Una marea de jóvenes peronistas que anoche colmaron estadio Luna Park y otros 2.000 que se quedaron afuera, acompañaron anoche al ex presidente y titular del PJ, Néstor Kirchner en su reaparición pública después de la afección coronaria que motivó una intervención quirúrgica el sábado pasado.
Aunque fue sólo un protagonista de lujo, el diputado nacional recibió el permanente respaldo de la "popu" con pancartas y cánticos permanentes.
Con Kirchner como protagonista de lujo y no como protagonista excluyente de la noche, como en principio estaba pensado, fue Cristina la principal oradora del acto y aprovechó el pase para hacer una fuerte defensa de su gestión y renovar sus críticas a la oposición.
La Presidenta criticó con dureza a los opositores al asegurar que la "corren con pavadas" y que ello "es porque no tienen argumentos políticos valederos para discutir".
Cristina defendió medidas tales como la ley de medios, asignación universal por hijo y la política sobre derechos humanos, entre otras, y cuestionó a la oposición al afirmar que "atrasa cuarenta o cincuenta años" en sus propuestas. "Como no tienen argumentos políticos te corren con pavadas. No nos critican por las equivocaciones, sino que nos critican por los aciertos y las buenas políticas", enfatizó Cristina Fernández. Preguntó: "¿En qué otro momento de la historia del país alguien ha visto insultar con tanta elegancia y soltura a quien ejerce la primera magistratura?", luego de haber asegurado que en el país "hay libertad para decir lo que se les da las ganas". Recordó también al gobierno de la Alianza UCR-Frepaso al señalar que "congelaron y descontaron jubilaciones" y se dirigió a sectores de clase media al destacar: "Les quiero hablar a la clase media tan volátil, como yo universitaria, que no entiende, que cree que separándose de los morochos laburantes le va a ir mejor". "Vivimos en un país donde nadie tiene miedo de decir lo que piensa. Cómo ha crecido esta democracia que pasamos de repartir zapatillas a computadoras. No nos critican por las equivocaciones, nos critican por las políticas y por los aciertos, por la igualdad, la equidad, la justicia social", señaló Cristina Fernández.
Minutos después de las 19.30, Cristina Fernández y el diputado Kirchner arribaron al Luna Park que estaba repleto de agrupaciones de jóvenes oficialistas.

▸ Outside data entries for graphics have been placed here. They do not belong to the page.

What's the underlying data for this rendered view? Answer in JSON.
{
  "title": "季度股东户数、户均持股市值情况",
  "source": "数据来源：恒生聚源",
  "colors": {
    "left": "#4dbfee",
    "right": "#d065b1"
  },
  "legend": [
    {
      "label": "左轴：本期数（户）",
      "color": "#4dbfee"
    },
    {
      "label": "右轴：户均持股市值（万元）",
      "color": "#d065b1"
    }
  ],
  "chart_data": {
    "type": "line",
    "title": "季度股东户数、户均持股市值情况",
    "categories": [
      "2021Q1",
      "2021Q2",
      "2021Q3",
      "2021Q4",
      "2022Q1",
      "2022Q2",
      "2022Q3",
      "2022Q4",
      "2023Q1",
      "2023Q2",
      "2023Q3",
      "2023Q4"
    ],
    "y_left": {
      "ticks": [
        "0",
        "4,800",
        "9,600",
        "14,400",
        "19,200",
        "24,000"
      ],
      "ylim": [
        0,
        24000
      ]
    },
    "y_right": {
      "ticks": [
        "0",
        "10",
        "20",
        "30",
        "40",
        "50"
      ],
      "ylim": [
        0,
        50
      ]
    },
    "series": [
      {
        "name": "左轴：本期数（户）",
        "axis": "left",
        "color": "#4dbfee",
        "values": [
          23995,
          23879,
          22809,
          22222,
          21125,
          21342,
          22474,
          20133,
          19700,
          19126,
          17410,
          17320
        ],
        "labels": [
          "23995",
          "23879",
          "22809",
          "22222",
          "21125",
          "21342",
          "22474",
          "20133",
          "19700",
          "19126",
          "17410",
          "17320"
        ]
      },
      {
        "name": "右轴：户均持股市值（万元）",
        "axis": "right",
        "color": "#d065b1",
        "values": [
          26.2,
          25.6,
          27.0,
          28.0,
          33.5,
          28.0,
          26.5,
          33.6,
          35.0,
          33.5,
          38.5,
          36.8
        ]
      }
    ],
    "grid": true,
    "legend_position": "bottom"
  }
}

Numerosas banderas en apoyo al matrimonio presidencial y con las insignias de La Cámpora que conduce Máximo Kirchner, Unidad Popular, Juventud Peronistas de Descamisados, el Movimiento del Bicentenario, JP Evita, entre otras. A sólo dos días de haber sido operado, Kirchner casi no habló y apenas aplaudió el discurso de su esposa en los momentos cuando la mandataria criticó a los multimedios, la oposición y cuando se refirió a los logros de la gestión, la dictadura militar y los desaparecidos, y al final el diputado tiró besos a quienes los saludaron.
El ex presidente recibió el domingo a la noche el alta médica, luego de evolucionar "satisfactoriamente" de la angioplastia coronaria que se le practicó en el Sanatorio de Los Arcos del barrio de Palermo.
Los organizadores del evento colocaron un ventilador detrás de la silla donde estaba Kirchner sentado para evitar una descompensación, mientras que el automóvil que trasladaba a la Presidenta y a su esposo era seguido por una ambulancia. Visiblemente débil por la intervención, los jóvenes militantes se encargaron de manifestarle al secretario de la Unasur su afecto a través de cánticos y pancartas. Tanto la Presidenta como su esposo se ubicaron en el escenario junto a José Ottavis, el legislador porteño Juan Cabandié y Andrés Larroque.